In his work Orientalism: Western Conceptions of the Orient (1978), Edward W. Said first academised the postcolonial notion of the Other. For there to be an ‘us’, he stated, there has to be a ‘not-us’, an Other, as both subjects define themselves through a mutual process of exclusion. In the demarcation of a place or centre for one culture or individual, there is an automatic displacement and marginalisation of all who stand outside or apart from that place. The opposition between ‘us’ and ‘them’, or between man and not-man (or ‘Un-man’ as C. S. Lewis called his malignant villain in Perelandra, 1943), achieves a central structural tension which inspires the very idea of ‘alien’. This notion holds true in all domains of SF, and is especially notable in those texts that invoke images of an imposed colonialisation. Said supported this, saying ‘we look for things described by the books so that we (in the end) do not see what is real, but what we choose to see as real', a thought originally discussed by Francis Bacon in Novum Organum (1620). When we see what we think we ought to be seeing and extrapolate assumptions of behaviour based upon such fallacy, a form of ‘representation’ is produced. When one culture imposes its perceptions on another, in that it begins to see the Other not as they are but as, in Said's words, ‘they ought to be’, then the process of representation becomes inevitable: a choice is made to see a ‘preferred’ real. It is in the combination of these two ideas – the self and representations of the Other – that we are first able to locate the fundamentally important function of the Other in SF.

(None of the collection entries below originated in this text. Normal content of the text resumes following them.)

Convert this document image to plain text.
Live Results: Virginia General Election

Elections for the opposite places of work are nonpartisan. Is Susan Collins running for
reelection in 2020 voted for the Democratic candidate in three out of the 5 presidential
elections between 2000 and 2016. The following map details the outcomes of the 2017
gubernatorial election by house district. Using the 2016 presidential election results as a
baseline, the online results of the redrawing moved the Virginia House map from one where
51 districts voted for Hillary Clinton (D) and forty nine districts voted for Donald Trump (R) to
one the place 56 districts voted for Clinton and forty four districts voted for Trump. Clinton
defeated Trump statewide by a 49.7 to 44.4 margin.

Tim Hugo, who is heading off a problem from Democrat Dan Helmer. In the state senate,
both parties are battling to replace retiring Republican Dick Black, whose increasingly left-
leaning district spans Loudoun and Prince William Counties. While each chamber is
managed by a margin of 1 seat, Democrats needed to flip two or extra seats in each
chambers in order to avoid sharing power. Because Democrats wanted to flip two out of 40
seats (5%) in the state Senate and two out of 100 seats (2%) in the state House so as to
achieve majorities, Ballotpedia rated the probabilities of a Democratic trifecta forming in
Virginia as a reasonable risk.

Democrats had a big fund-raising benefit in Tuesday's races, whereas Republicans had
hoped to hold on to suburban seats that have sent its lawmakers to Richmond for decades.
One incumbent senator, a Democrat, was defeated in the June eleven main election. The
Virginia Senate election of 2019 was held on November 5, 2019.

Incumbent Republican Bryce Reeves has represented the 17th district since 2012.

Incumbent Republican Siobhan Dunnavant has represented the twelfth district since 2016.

The location of the Other in SF is an excellent place to begin the identification and explanation of experiments in the use of power and politics, since it possesses an affinity to both the concepts of postcolonialism and the focus of SF texts discussed in works such as Mark Rose's Alien Encounters (1981). However, before we can comprehend the nature of the genre's manipulation of the various forms of political, economic and cultural imperialism, it is important that we see exactly what is being manipulated and why.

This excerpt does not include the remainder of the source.